Alright, here we go one last time, using the same example, where, a visitor first arrives on your website through an email (Day 1) , then through a display ad on some website(Day 7) and finally comes directly (Day 14) to convert, in that scenario, the 57% credit will be assigned to direct channel, half of direct i.e 28% will be assigned to Display while the remaining 14% (half of direct) credit is given to email.
You are wrong if you are thinking that one model can answer all your questions. The models discussed above are pretty generic and make some harsh assumptions about your business and user behavior.
Custom Modeling: Penultimate Step towards Attribution Utopia
A custom model can you help you build a framework that is tailor fit for your business. It has the potential to get you the most granular look at what is leading the visitor towards conversion. The trick to take full advantage of the custom attribution model is to ask questions which will help you in getting a clear picture and context that will further direct you to complete the model.
Few of the potential questions:
1. How many touch points are there prior to conversion as well as how much time does it take to convert on an average?
As the number of channels increases, the model becomes more nuanced. You might want to give extra credits to more important channels like Social or to someone who is coming after attending a webinar instead of less important channels like Email.
Also, for business with longer conversion paths, you would like to give more credits to channels that are closer to the conversion as compared to the ones in the initial part of the journey.

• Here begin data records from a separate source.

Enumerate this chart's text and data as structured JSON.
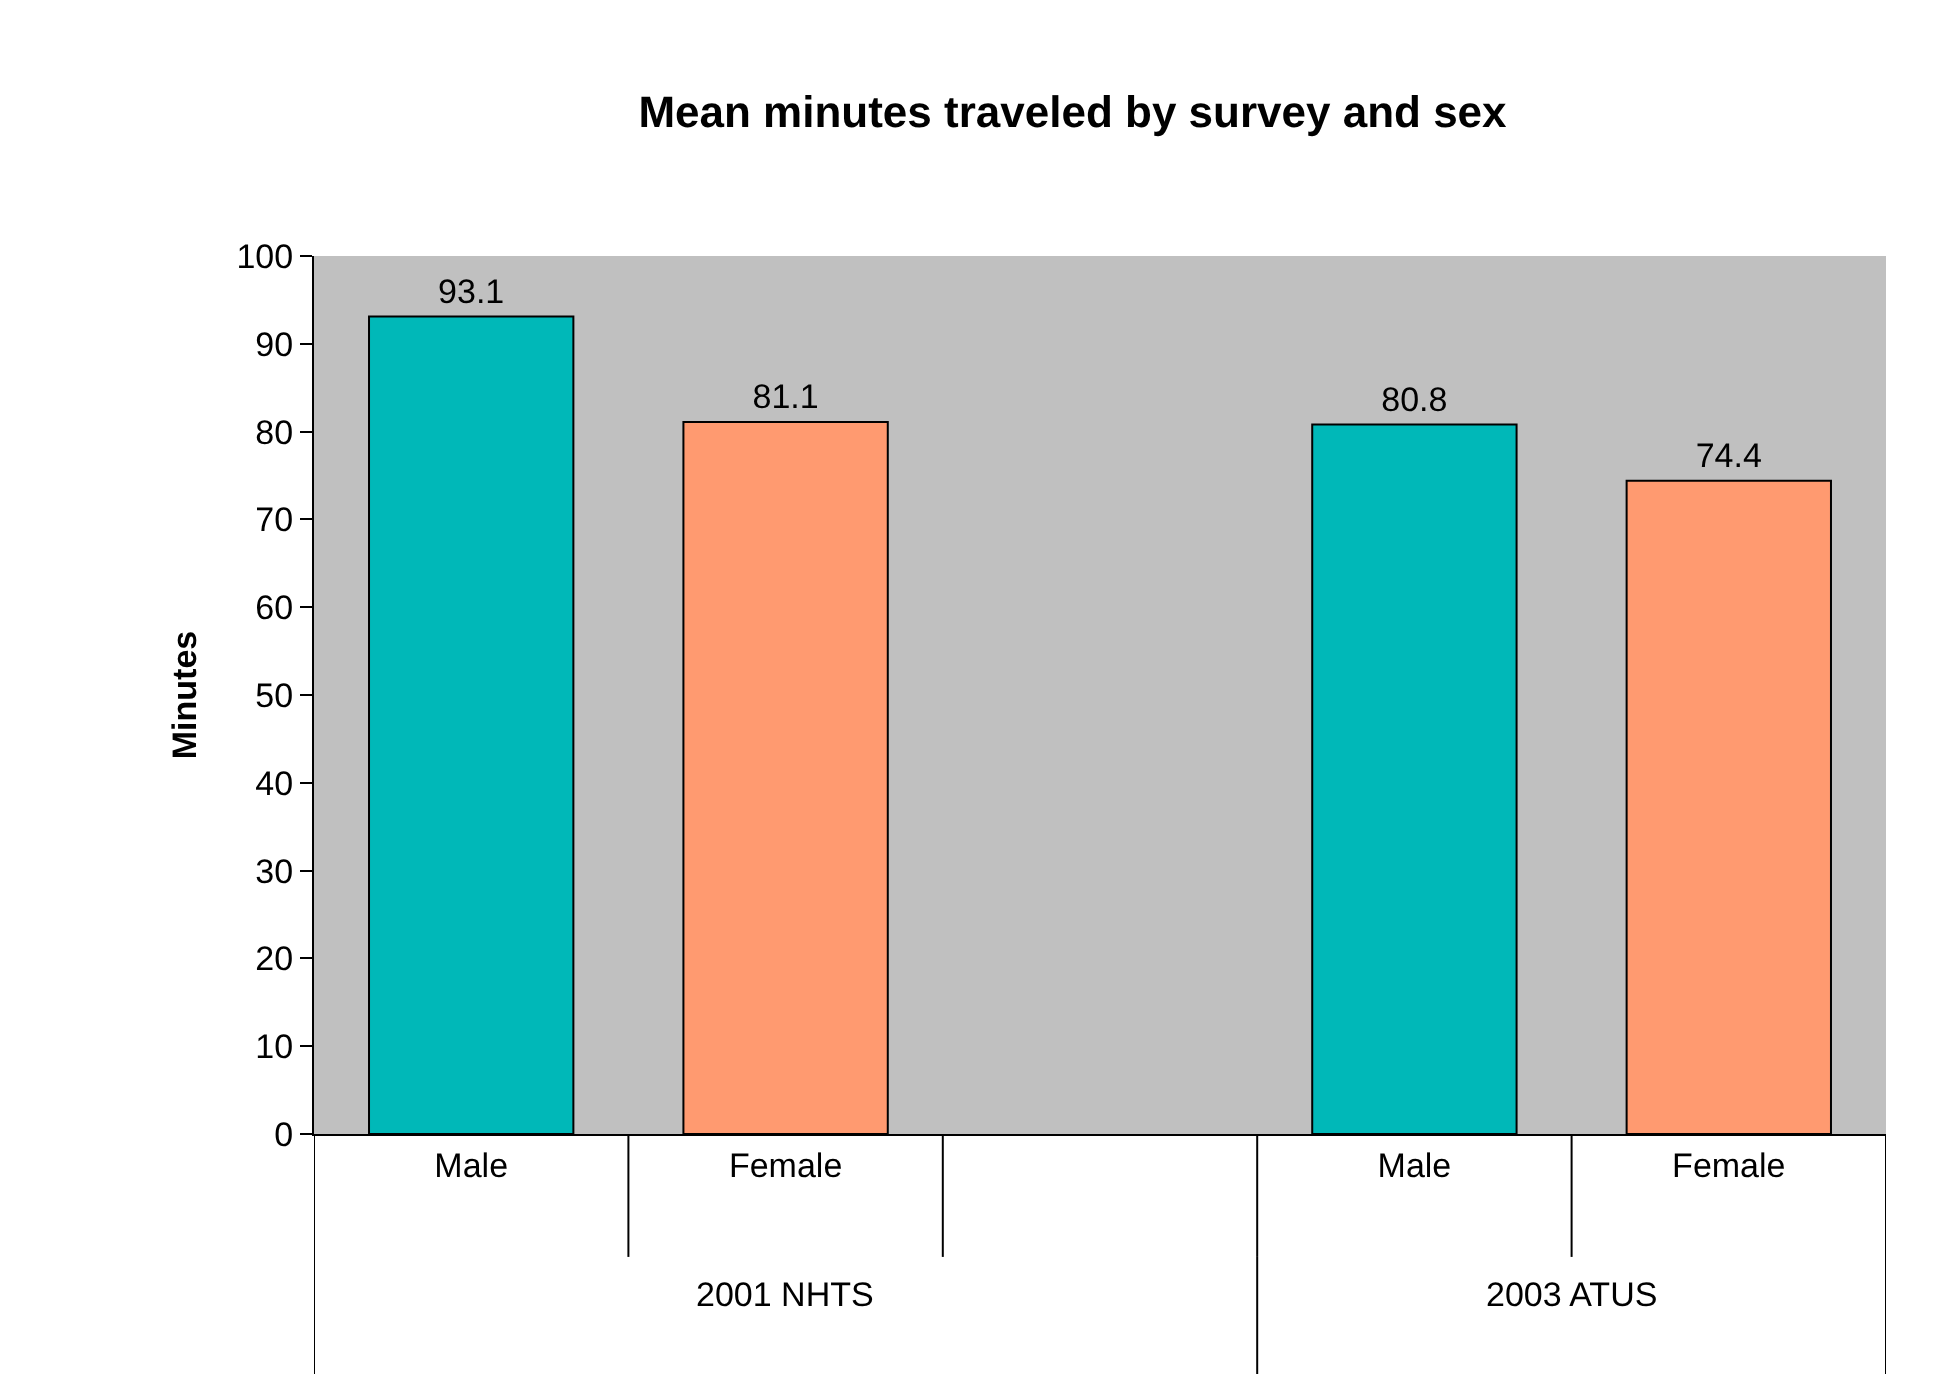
{
  "chart_data": {
    "type": "bar",
    "title": "Mean minutes traveled by survey and sex",
    "ylabel": "Minutes",
    "categories": [
      "Male",
      "Female",
      null,
      "Male",
      "Female"
    ],
    "values": [
      93.1,
      81.1,
      null,
      80.8,
      74.4
    ],
    "colors": [
      "#00b8b8",
      "#ff9a70",
      null,
      "#00b8b8",
      "#ff9a70"
    ],
    "ylim": [
      0,
      100
    ],
    "yticks": [
      0,
      10,
      20,
      30,
      40,
      50,
      60,
      70,
      80,
      90,
      100
    ],
    "data_labels": true,
    "annotations": [
      "2001 NHTS",
      "2003 ATUS"
    ]
  }
}
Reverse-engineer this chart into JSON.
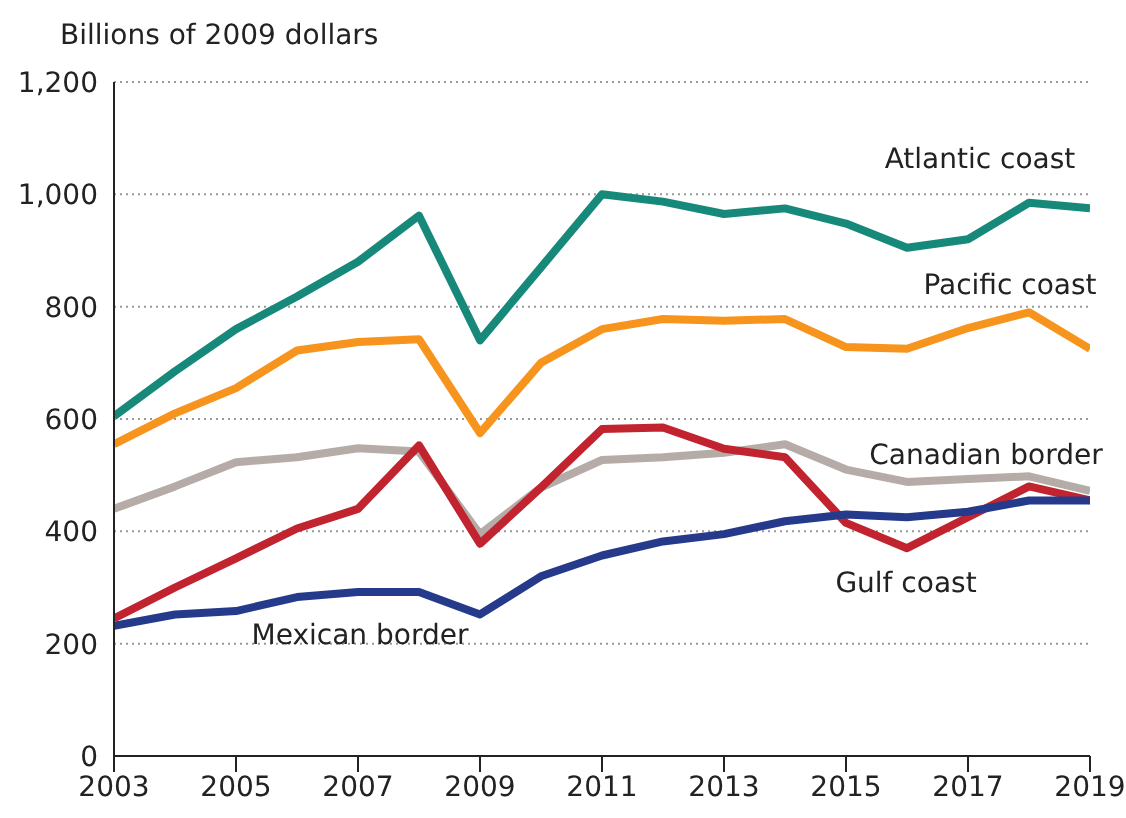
{
  "chart_data": {
    "type": "line",
    "ylabel": "Billions of 2009 dollars",
    "x": [
      2003,
      2004,
      2005,
      2006,
      2007,
      2008,
      2009,
      2010,
      2011,
      2012,
      2013,
      2014,
      2015,
      2016,
      2017,
      2018,
      2019
    ],
    "series": [
      {
        "name": "Atlantic coast",
        "color": "#17897a",
        "values": [
          605,
          685,
          760,
          818,
          880,
          962,
          740,
          870,
          1000,
          987,
          965,
          975,
          948,
          905,
          920,
          985,
          975
        ]
      },
      {
        "name": "Pacific coast",
        "color": "#f7941d",
        "values": [
          555,
          610,
          655,
          722,
          737,
          742,
          575,
          700,
          760,
          778,
          775,
          778,
          728,
          725,
          762,
          790,
          725
        ]
      },
      {
        "name": "Canadian border",
        "color": "#b5aca8",
        "values": [
          440,
          480,
          523,
          532,
          548,
          542,
          395,
          478,
          527,
          532,
          540,
          555,
          510,
          488,
          493,
          498,
          472
        ]
      },
      {
        "name": "Gulf coast",
        "color": "#c1232f",
        "values": [
          245,
          300,
          352,
          405,
          440,
          553,
          378,
          478,
          582,
          585,
          547,
          532,
          415,
          370,
          425,
          480,
          455
        ]
      },
      {
        "name": "Mexican border",
        "color": "#263a8c",
        "values": [
          232,
          252,
          258,
          283,
          292,
          292,
          252,
          320,
          357,
          382,
          395,
          418,
          430,
          425,
          435,
          455,
          455
        ]
      }
    ],
    "xlim": [
      2003,
      2019
    ],
    "xticks": [
      2003,
      2005,
      2007,
      2009,
      2011,
      2013,
      2015,
      2017,
      2019
    ],
    "ylim": [
      0,
      1200
    ],
    "yticks": [
      0,
      200,
      400,
      600,
      800,
      {
        "value": 1000,
        "label": "1,000"
      },
      {
        "value": 1200,
        "label": "1,200"
      }
    ],
    "grid": "y",
    "legend": false,
    "marker": "none",
    "line_style": "solid"
  }
}
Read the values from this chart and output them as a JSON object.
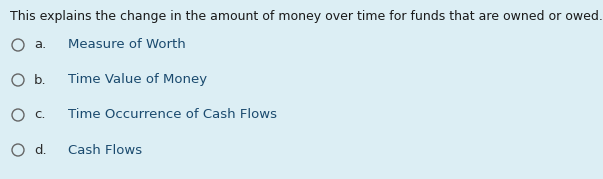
{
  "background_color": "#dceef4",
  "question_text": "This explains the change in the amount of money over time for funds that are owned or owed.",
  "question_color": "#1a1a1a",
  "options": [
    {
      "label": "a.",
      "text": "Measure of Worth"
    },
    {
      "label": "b.",
      "text": "Time Value of Money"
    },
    {
      "label": "c.",
      "text": "Time Occurrence of Cash Flows"
    },
    {
      "label": "d.",
      "text": "Cash Flows"
    }
  ],
  "option_label_color": "#2c2c2c",
  "option_text_color": "#1a4a6e",
  "circle_color": "#666666",
  "font_size_question": 9.0,
  "font_size_options": 9.5,
  "fig_width": 6.03,
  "fig_height": 1.79,
  "dpi": 100
}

2. How do you value certain user behavior?
As a business, you would want to identify/reward channels which lead to a certain important behavior. For example, you could give more credit to a channel which leads to Product Views or some other important engagement.
3. What is the purpose for attribution modeling?
It is important to know for what purpose are you creating the model. A business focusing majorly on demand generation would credit channels in the initial phase more as compared to the ones in the center or end. Similarly, a business focusing more on sales would reward the channels in the proximity of conversion.
It’s completely on you what path you are choosing for attribution. For quick answers, you may compare two – three models together and get something out of them. For the long run, you should design a custom model and maintain it over time according to business requirements or changes.
Just like everything in life, attribution perfection is like an asymptote, you can never reach 100% but you can keep working towards it and become better and better at it!